7. A suggestive set of images of Lady Justice.

8. Kaetlyn Beaty on John Sowers and The Mentoring Project: “After discovering God’s father-heart at a Billy Graham crusade and through several male mentors, Sowers wrote his thesis at Gordon-Conwell Seminary on reaching the fatherless. He focused on mentoring, seeing it has spiritual resonance that government programs and men’s ministries don’t: “Mentoring mirrors God’s heart … God is taking the initiative and choosing to invest our time and energy into the life of a child.” Then, at the invitation of TMP founder Donald Miller in 2009, Sowers created research toolkits for churches to develop mentors and reach youth (mostly boys) awaiting mentors in every major city. TMP focuses on faith-based equipping, delegating the matching work to cooperative nonprofits like Big Brother, Big Sister. ”

9. Jeff Pearlman: “The stories of past NFL players-turned-walking (or not walking) wounded are heartbreaking and endless. The great Earl Campbell can barely stand up. Neither can the great Wilber Marshall. Or the great Dave Pear. Or the great Wally Chambers. John Mackey, the legendary Colts tight end, suffers from frontotemporal dementia and lives in full-time assisted living. Ralph Wenzel, an NFL guard from 1966-73, also suffers from dementia and can no longer dress, bathe or feed himself. Ted Johnson, a former Patriots linebacker and only 38 years old, shows early signs of Alzheimer’s disease.”

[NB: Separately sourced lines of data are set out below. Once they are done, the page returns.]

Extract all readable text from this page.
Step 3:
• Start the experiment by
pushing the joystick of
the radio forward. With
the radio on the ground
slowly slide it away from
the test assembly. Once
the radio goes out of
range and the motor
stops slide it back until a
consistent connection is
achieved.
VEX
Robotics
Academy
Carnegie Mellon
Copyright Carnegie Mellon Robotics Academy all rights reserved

10. On feeding birds — avoid during the breeding season: “But two new studies suggest that feeding birds at bird feeders in the spring can influence behavior in surprising ways. While experts agree that people should continue their beloved pastime of feeding birds at backyard feeders, they also suggest that bird lovers should take a hiatus in feeding birds during the breeding season. One of the studies looked at great tits and blue tits living in woods in England while the other considered great tits living in a test site bordering suburban Oslo, Norway. Both studies fed some birds and left others to find their own food.  As with many other studies of bird feeding, the fed birds laid their eggs earlier than unfed birds and incubated them for less time before they hatched. However, to the researchers’ surprise, compared with the unsupplemented birds, birds fed at feeders had significantly reduced clutch sizes. One of the two types of birds studied, the blue tits, also had a reduced percentage of eggs hatch. Taken together, the supplemented birds had significantly reduced brood sizes.” (HT: HL)

Meanderings in Sports

The Bears far outstripped my expectations for them this season. At one point I was convinced that they could win no more than five games — and there they were fighting to get into the Super Bowl. Good on you Bears.

The best news about the Bears? It’s now officially Cubs season in this house.

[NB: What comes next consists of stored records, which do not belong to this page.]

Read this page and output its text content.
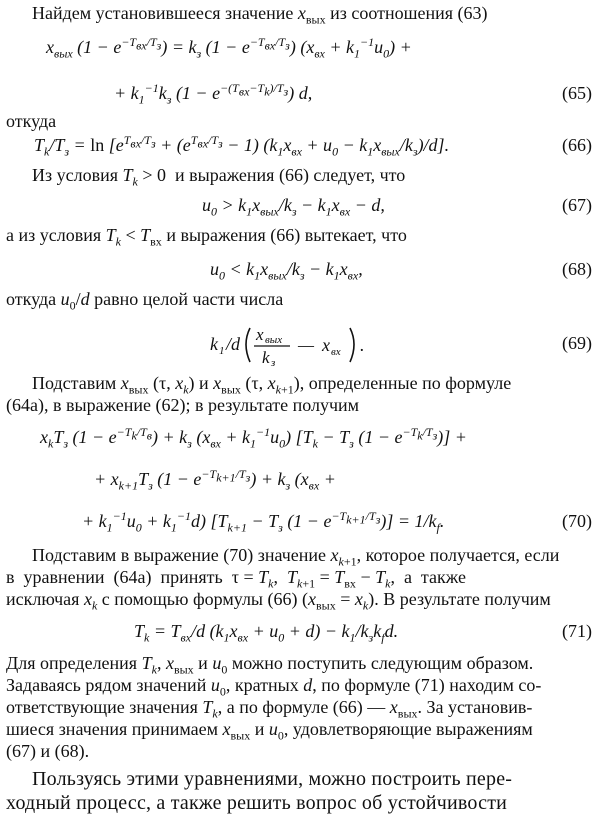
Найдем установившееся значение $x_{вых}$ из соотношения (63)
$x_{вых}$ $(1 - e^{-T_{вх}/T_з}) = k_з$ $(1 - e^{-T_{вх}/T_з})$ $(x_{вх} + k_1^{-1}u_0)$ +
+ $k_1^{-1}k_з$ $(1 - e^{-(T_{вх}-T_k)/T_з})$ d,	(65)
откуда
$T_k/T_з = \ln [e^{T_{вх}/T_з} + (e^{T_{вх}/T_з} - 1) (k_1x_{вх} + u_0 - k_1x_{вых}/k_з)/d]$.	(66)
Из условия $T_k > 0$  и выражения (66) следует, что
$u_0 > k_1x_{вых}/k_з - k_1x_{вх} - d$,	(67)
а из условия $T_k < T_{вх}$ и выражения (66) вытекает, что
$u_0 < k_1x_{вых}/k_з - k_1x_{вх}$,	(68)
откуда $u_0/d$ равно целой части числа
k 1 /d x вых
k з
— x вх .	(69)
Подставим $x_{вых}$ (τ, $x_k$) и $x_{вых}$ (τ, $x_{k+1}$), определенные по формуле
(64а), в выражение (62); в результате получим
$x_kT_з$ $(1 - e^{-T_k/T_в}) + k_з$ $(x_{вх} + k_1^{-1}u_0) [T_k - T_з$ $(1 - e^{-T_k/T_з})$] +
+ $x_{k+1}T_з$ $(1 - e^{-T_{k+1}/T_з}) + k_з$ ($x_{вх}$ +
+ $k_1^{-1}u_0 + k_1^{-1}d$) [$T_{k+1} - T_з$ $(1 - e^{-T_{k+1}/T_з})] = 1/k_f$.	(70)
Подставим в выражение (70) значение $x_{k+1}$, которое получается, если
в  уравнении  (64а)  принять  $\tau = T_k$,  $T_{k+1} = T_{вх} - T_k$,  а  также
исключая $x_k$ с помощью формулы (66) $(x_{вых} = x_k)$. В результате получим
$T_k = T_{вх}/d$ $(k_1x_{вх} + u_0 + d) - k_1/k_зk_fd$.	(71)
Для определения $T_k$, $x_{вых}$ и $u_0$ можно поступить следующим образом.
Задаваясь рядом значений $u_0$, кратных d, по формуле (71) находим со-
ответствующие значения $T_k$, а по формуле (66) — $x_{вых}$. За установив-
шиеся значения принимаем $x_{вых}$ и $u_0$, удовлетворяющие выражениям
(67) и (68).
Пользуясь этими уравнениями, можно построить пере-
ходный процесс, а также решить вопрос об устойчивости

Gil Meche, thinking he could not fufill his contract with the KC Royals, retired and walked away from big bucks: “But the case of Gil Meche is rare for an entirely different reason. Meche, a 32-year-old right-handed pitcher, had a contract that called for a $12 million salary in 2011. Yet he will not report to Surprise, Ariz., with the rest of the Kansas City Royals for spring training next month. He will not have surgery to repair his chronically aching right shoulder. He will not pitch in relief, which involves a lighter workload.

Meche retired last week, which means he will not be paid at all.”